For some reason... Lady Gaga decied to stop by this sleepy town and Kat, the two Franks and I got to see her :3

In the time period of ONE day we found our tickets on ebay, franticly try to outbid all the bastards on ebay, won our tickets on ebay, had a paper jam, printed our tickets, diecied on our outfits, met up at my house found a ride last mintue and made our way to the at&t center without any dierections.

My outfit was based on the fact that I'am of "Chola Descent" so frank dressed up as a chola with me. Of course thou we twisted into a dark version of the look. Katayla was un biker chick and frank was towering on paltforms.
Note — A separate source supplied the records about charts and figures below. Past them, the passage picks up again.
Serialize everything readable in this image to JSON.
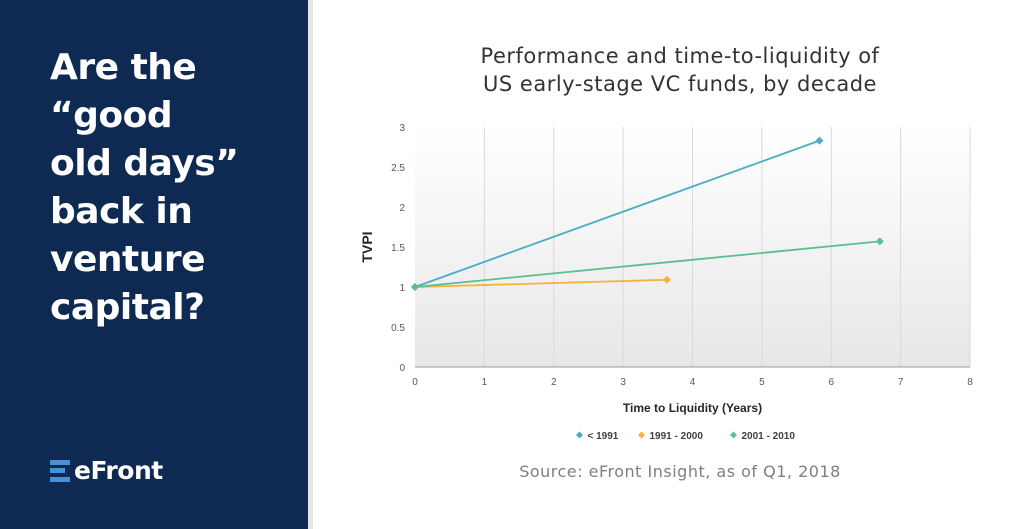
{
  "headline": {
    "lines": [
      "Are the",
      "“good",
      "old days”",
      "back in",
      "venture",
      "capital?"
    ]
  },
  "logo": {
    "text": "eFront",
    "mark_color": "#4a90d9"
  },
  "colors": {
    "sidebar_bg": "#0f2a52"
  },
  "chart_data": {
    "type": "line",
    "title": "Performance and time-to-liquidity of US early-stage VC funds, by decade",
    "title_lines": [
      "Performance and time-to-liquidity of",
      "US early-stage VC funds, by decade"
    ],
    "xlabel": "Time to Liquidity (Years)",
    "ylabel": "TVPI",
    "xlim": [
      0,
      8
    ],
    "ylim": [
      0,
      3
    ],
    "x_ticks": [
      0,
      1,
      2,
      3,
      4,
      5,
      6,
      7,
      8
    ],
    "y_ticks": [
      0,
      0.5,
      1,
      1.5,
      2,
      2.5,
      3
    ],
    "x_tick_labels": [
      "0",
      "1",
      "2",
      "3",
      "4",
      "5",
      "6",
      "7",
      "8"
    ],
    "y_tick_labels": [
      "0",
      "0.5",
      "1",
      "1.5",
      "2",
      "2.5",
      "3"
    ],
    "grid": "vertical",
    "legend_position": "bottom",
    "series": [
      {
        "name": "< 1991",
        "color": "#4bacc6",
        "points": [
          [
            0,
            1.0
          ],
          [
            5.83,
            2.83
          ]
        ]
      },
      {
        "name": "1991 -  2000",
        "color": "#f6b335",
        "points": [
          [
            0,
            1.0
          ],
          [
            3.63,
            1.09
          ]
        ]
      },
      {
        "name": "2001 - 2010",
        "color": "#5cbf8f",
        "points": [
          [
            0,
            1.0
          ],
          [
            6.7,
            1.57
          ]
        ]
      }
    ]
  },
  "source": "Source: eFront Insight, as of Q1, 2018"
}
The only dissapiontment was that speechless wasnt performed.



 (look at her shoes!!)




We all refraimed from buying anything at the concert since a cup of water was 7 dollars. We danced on empty stomachs and after the show we filled our bellies with Mickey'Ds, cheese pizza, and various forms of veggie chips :)



With Gaga and Glitter residue still on us Franks rode boards and bikes the next day. Twas a Bubble Dream.